Inputs & Carbon Cycling

Restoring ecosystems to increase revenue and decrease costs.

In addition to the organizational power that comes from operating within an ecosystem; a massive reduction of off-the-farm input costs is one of the regenerative poultry-centered farm enterprise model’s greatest contributions to a farmers bottom line.

Poultry Production

Chicks

Like most poultry farmers, the producers we support order chicks from a hatchery. Chicks and feed are the primary off-the-farm input costs of the regenerative poultry production model on which the greater ecosystem operates.

Feed

Feed and supplements are two of the few components of the carbon cycle that the regenerative poultry ecosystem does not generate itself; so these inputs must be bought off the farm. Though not required for processing or technical assistance services, producers who wish to market through Tree-Range ® Farms, LLC must use certified organic feed.

Supplements

Apart from a little electrolyte powder starting at week two, unfiltered apple cider vinegar is the main recommended supplement. Apple cider vinegar that is unfiltered still has the “mother,” which contains powerful, gut-friendly probiotics. Together with garlic, onion, and elderberry extract, apple cider vinegar acts as a natural medicine that staves off infections and improves feed conversion in chickens.

Crop Production

Fertilizer

Manure harvested from the coops is spread to other parts of the farm or sold. As a slow release fertilizer, poultry manure improves the nutrition of the soil by continuously feeding the soil ecosystems and reducing salinization.

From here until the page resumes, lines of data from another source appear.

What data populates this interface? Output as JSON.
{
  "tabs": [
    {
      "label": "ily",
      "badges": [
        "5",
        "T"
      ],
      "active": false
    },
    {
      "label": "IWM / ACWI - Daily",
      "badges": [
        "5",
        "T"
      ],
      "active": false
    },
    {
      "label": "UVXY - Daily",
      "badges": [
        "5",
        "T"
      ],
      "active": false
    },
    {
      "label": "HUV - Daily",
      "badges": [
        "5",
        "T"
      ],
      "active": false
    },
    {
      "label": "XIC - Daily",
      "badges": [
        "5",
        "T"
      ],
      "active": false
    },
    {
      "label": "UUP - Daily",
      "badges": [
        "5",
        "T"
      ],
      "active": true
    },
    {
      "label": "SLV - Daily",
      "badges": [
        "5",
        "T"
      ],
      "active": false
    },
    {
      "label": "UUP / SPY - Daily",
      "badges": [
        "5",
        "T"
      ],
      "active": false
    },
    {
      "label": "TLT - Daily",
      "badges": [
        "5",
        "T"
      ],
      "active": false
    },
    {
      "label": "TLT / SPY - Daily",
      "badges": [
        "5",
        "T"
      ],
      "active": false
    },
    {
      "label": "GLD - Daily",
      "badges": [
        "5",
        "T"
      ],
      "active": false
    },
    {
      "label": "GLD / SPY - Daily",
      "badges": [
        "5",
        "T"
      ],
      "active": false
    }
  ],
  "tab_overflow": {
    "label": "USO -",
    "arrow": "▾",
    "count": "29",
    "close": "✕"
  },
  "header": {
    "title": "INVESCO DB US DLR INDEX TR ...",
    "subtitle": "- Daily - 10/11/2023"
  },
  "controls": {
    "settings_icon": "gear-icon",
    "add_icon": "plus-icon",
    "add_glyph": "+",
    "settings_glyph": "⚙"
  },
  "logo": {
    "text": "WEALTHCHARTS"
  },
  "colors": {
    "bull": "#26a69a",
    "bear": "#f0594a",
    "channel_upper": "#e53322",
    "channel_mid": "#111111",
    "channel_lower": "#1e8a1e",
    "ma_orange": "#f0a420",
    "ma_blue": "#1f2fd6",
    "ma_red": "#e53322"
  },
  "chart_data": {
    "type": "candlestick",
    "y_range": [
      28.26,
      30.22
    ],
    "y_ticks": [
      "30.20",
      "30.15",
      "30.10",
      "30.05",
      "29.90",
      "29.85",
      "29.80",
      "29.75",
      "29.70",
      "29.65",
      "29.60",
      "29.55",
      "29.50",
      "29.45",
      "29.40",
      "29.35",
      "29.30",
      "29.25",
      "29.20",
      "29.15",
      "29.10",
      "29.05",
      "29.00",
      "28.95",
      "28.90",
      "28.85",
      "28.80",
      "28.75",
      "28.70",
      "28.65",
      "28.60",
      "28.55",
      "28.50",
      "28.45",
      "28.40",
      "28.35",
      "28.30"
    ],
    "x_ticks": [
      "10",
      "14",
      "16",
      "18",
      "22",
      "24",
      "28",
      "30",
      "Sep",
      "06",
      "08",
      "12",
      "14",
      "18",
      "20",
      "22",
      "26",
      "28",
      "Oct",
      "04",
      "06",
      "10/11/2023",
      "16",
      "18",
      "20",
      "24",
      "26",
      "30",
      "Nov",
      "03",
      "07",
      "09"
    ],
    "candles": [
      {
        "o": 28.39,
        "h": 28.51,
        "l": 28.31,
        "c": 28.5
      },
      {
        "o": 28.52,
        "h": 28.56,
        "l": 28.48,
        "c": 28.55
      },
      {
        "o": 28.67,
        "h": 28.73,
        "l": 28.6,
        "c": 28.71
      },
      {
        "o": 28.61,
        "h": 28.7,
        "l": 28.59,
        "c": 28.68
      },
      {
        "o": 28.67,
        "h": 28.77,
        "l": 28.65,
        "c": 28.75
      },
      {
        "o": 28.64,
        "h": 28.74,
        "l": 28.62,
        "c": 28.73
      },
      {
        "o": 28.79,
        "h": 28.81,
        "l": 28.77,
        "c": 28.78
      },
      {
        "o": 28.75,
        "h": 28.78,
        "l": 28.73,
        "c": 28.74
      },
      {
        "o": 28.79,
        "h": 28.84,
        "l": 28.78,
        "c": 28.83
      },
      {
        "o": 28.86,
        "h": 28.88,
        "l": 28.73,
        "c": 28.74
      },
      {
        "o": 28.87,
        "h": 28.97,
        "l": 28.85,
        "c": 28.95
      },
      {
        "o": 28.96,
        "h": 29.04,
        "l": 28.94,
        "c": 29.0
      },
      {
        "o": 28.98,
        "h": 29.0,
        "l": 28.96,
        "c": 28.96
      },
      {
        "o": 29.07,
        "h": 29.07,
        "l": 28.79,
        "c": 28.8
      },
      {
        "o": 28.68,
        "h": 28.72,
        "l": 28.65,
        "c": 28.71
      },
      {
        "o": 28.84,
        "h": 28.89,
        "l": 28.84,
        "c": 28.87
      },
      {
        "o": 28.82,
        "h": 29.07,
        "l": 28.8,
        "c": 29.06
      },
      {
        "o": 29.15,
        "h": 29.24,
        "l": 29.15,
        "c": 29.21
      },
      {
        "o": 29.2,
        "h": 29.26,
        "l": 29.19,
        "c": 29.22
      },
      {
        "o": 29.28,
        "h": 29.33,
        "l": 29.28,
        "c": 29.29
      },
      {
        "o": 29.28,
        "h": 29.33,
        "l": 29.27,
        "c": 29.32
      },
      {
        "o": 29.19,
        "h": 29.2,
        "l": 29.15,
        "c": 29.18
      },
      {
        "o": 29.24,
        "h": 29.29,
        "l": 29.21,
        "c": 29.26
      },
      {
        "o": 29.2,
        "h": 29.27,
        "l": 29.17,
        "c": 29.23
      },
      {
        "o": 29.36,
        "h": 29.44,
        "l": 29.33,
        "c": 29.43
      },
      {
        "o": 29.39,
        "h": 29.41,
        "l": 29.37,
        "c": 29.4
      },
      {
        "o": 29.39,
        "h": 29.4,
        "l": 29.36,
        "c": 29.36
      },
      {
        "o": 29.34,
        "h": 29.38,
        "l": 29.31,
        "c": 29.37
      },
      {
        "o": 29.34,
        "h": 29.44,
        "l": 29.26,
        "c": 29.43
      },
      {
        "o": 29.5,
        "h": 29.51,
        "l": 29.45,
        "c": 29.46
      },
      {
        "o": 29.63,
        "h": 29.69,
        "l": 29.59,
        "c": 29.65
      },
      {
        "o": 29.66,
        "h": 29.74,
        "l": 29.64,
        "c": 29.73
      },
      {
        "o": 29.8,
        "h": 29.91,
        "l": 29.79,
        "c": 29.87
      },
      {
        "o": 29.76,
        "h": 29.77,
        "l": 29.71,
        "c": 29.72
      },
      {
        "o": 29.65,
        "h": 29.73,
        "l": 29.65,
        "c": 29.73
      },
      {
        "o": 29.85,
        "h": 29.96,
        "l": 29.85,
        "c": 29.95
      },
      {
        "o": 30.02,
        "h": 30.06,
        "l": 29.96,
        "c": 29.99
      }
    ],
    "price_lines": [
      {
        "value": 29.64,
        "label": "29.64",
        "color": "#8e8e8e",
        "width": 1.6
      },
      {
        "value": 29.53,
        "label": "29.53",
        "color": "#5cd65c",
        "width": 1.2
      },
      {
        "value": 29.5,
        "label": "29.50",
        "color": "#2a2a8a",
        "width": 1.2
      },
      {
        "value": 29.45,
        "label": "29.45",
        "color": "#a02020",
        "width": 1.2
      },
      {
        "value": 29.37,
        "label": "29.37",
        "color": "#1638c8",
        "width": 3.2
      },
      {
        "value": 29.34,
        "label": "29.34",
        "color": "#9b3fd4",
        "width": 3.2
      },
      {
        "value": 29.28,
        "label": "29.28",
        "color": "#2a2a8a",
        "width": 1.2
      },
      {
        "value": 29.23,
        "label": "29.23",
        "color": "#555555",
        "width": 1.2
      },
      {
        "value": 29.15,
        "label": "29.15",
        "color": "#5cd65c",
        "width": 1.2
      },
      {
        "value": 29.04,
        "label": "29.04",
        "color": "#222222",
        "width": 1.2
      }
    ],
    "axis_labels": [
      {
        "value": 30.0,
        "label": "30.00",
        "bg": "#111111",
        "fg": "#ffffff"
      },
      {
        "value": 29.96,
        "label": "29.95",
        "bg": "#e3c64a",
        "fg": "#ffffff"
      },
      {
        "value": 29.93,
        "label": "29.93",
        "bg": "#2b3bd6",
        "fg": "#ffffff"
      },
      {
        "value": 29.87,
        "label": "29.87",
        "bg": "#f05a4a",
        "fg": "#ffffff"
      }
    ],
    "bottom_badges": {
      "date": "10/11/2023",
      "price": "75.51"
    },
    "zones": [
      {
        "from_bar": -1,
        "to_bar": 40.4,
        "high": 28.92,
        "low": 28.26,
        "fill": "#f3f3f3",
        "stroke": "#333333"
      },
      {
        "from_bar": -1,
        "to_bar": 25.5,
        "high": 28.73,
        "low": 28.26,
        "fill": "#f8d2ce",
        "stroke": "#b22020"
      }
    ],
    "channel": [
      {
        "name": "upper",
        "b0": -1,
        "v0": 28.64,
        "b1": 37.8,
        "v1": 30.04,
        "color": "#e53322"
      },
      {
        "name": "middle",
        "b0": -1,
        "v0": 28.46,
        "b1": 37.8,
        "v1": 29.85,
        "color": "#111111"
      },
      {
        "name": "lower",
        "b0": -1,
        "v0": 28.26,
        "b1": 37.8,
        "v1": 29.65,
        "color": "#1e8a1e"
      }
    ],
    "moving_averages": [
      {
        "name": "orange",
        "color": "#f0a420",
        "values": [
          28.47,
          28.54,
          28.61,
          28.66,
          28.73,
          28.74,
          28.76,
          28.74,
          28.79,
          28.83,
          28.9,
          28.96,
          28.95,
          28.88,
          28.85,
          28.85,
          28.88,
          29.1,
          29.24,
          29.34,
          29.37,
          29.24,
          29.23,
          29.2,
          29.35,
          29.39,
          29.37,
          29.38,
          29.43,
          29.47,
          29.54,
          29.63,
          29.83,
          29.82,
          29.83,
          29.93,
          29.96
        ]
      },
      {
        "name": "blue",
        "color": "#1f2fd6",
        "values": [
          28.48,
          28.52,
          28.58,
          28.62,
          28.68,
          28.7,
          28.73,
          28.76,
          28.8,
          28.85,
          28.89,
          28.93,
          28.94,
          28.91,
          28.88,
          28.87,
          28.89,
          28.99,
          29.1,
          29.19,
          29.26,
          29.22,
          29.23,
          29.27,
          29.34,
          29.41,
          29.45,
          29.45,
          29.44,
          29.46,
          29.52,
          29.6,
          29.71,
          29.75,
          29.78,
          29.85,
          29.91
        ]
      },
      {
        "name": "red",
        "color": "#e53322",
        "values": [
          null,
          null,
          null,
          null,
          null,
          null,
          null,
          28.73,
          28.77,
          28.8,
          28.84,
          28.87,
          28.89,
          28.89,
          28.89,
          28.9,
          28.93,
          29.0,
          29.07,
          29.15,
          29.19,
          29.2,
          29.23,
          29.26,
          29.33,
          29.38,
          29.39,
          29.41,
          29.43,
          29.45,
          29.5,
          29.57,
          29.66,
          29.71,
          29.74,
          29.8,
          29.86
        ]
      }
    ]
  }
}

Fertilizing with manure activates the critical microbial and fungal life in soil, which in turn make other nutrients and micronutrients available to the soil and plants, who are then able to sequester more carbon from the atmosphere. The more carbon there is in the soil, the more it is able to absorb, retain, and retrieve water.

Weed and Pest Management

Heavy layering of composted wood chips and poultry manure early in the season serves not just as a soil amendment, but as a tremendous mulch and weed suppressor as well. When nutritional needs are met in conjunction with optimal sunlight, water, oxygen, and CO2 levels, the natural defenses of plants are higher. Greater biodiversity on the farm generally leads to lesser pest impact, too.

Healthy plants biosynthesize volatile molecules and metabolites faster to produce the flavors and aromas of food. In this way, regenerative farmers do more than restore soil and their bottom lines: They provide consumers with healthier, tastier food; and a world with less carbon to worry about.